While some of these reforms have been enacted, some unfortunately were not. Nevertheless, you can see how radical the platform was when written in 1892–and still is.
The Nation magazine shares the guilt with many other publications in America, which call every half-baked politician populist and ever party platform populism.
The Populist Party folded into the Democratic Party under William Jennings Bryan in 1896. But the Populists made third-party inroads, capturing 11 seats in the House of Representatives, several governorships and the legislatures of Kansas, Nebraska and North Carolina.
HARVARD STIFFS WORKERS
“Workers of the world, unite! You have nothing to lose but your chains!”
Karl Marx and Friedrich Engels in “Communist Manifesto” (1848)
Workers are no longer in metaphorical chains but most are still underpaid.
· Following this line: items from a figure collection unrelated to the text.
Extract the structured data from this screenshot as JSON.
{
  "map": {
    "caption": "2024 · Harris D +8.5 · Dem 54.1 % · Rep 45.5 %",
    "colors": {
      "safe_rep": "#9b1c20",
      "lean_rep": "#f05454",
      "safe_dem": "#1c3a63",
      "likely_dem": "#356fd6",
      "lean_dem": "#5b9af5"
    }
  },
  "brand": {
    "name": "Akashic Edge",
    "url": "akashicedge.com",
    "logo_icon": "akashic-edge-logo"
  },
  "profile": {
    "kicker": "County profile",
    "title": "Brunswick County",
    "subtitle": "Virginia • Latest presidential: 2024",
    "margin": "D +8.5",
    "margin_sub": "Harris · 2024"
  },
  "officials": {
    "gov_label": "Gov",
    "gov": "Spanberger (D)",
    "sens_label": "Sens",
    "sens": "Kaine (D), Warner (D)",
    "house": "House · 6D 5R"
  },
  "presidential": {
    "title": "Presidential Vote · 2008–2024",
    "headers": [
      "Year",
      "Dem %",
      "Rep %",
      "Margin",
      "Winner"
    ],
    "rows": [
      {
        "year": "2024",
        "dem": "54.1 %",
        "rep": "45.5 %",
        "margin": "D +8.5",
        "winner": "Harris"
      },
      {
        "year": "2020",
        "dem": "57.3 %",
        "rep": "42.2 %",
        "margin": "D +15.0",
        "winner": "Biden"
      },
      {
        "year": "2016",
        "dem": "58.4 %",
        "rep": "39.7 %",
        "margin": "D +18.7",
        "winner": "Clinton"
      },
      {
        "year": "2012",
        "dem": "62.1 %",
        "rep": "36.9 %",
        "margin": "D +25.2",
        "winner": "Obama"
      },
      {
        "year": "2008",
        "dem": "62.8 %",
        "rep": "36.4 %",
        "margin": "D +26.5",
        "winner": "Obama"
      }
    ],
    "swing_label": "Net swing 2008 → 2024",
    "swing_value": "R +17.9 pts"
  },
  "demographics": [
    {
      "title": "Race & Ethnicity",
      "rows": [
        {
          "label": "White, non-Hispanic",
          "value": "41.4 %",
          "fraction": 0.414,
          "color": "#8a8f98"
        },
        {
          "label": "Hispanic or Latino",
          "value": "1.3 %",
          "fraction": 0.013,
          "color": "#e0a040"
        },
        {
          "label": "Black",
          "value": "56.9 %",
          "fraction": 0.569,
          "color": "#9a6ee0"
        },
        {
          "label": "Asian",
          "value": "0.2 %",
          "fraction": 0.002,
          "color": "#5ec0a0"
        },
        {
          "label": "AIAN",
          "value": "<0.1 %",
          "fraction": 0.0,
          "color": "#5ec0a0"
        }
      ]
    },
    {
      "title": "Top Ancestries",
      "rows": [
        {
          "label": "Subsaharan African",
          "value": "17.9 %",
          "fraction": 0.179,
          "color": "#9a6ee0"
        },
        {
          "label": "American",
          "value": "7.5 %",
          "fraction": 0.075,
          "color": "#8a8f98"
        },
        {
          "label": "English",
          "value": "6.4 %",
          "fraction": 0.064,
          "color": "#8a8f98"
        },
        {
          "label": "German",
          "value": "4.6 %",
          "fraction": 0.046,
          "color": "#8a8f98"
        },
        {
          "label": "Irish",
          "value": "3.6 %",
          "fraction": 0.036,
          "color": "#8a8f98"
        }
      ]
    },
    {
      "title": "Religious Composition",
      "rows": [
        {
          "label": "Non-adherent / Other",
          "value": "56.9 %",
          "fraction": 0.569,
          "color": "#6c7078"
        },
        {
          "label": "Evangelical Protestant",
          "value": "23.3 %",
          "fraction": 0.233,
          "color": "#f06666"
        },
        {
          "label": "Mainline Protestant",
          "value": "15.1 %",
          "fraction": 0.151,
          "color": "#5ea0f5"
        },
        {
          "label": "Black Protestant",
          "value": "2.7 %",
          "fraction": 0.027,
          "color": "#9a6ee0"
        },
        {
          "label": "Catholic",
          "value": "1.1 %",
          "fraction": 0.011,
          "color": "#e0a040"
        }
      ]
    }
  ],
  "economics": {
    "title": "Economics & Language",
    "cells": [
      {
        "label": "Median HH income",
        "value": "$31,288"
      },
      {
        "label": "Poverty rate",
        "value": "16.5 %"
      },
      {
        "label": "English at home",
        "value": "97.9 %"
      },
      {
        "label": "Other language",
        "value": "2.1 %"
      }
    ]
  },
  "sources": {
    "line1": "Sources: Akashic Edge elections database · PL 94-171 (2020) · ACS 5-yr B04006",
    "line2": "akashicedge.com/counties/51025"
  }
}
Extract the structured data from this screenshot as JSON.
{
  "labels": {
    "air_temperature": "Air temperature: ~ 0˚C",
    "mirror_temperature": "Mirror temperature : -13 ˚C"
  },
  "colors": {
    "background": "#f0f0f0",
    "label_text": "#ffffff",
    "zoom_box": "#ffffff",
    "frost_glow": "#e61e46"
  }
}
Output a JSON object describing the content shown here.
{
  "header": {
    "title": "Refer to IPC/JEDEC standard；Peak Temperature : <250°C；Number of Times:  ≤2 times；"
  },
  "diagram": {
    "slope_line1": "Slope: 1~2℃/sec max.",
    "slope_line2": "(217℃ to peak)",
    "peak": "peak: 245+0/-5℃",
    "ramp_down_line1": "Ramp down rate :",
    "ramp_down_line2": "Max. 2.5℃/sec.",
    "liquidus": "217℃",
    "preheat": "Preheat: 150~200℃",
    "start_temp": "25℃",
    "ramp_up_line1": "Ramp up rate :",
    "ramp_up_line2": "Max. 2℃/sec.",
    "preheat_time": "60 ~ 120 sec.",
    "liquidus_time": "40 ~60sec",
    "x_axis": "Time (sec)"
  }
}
Harvard University, the richest college in the world, underpays its 700 cafeteria union workers, so much so that that recently they went on strike for the first time in three decades.
The picketers chant and hold signs in English, Spanish and Portuguese. The three languages are to be expected at brilliant Harvard U. But underpayment is not.
The workers are making $22 an hour, three times the minimum wage. Fine. But, they also pay costly health insurance required by the university.
The real sticking point is that the campus is closed for three months every summer and six weeks at mid-term. They are not paid those days nor paid on holidays when they are working. The cafeteria workers have a hard time getting a job for three months in the summer or six weeks at midterm when the campus is shut.
Many of the workers must take temporary work at low pay. The workers scramble to live in the summer, especially if they live nearby in expensive Boston.
Harvard, “citadel of enlightenment,“ has a $36 billion endowment. It can raise $7 billion quickly because of its rich alumni. And: the fat-cat administration had a $63 million operating surplus in 2015.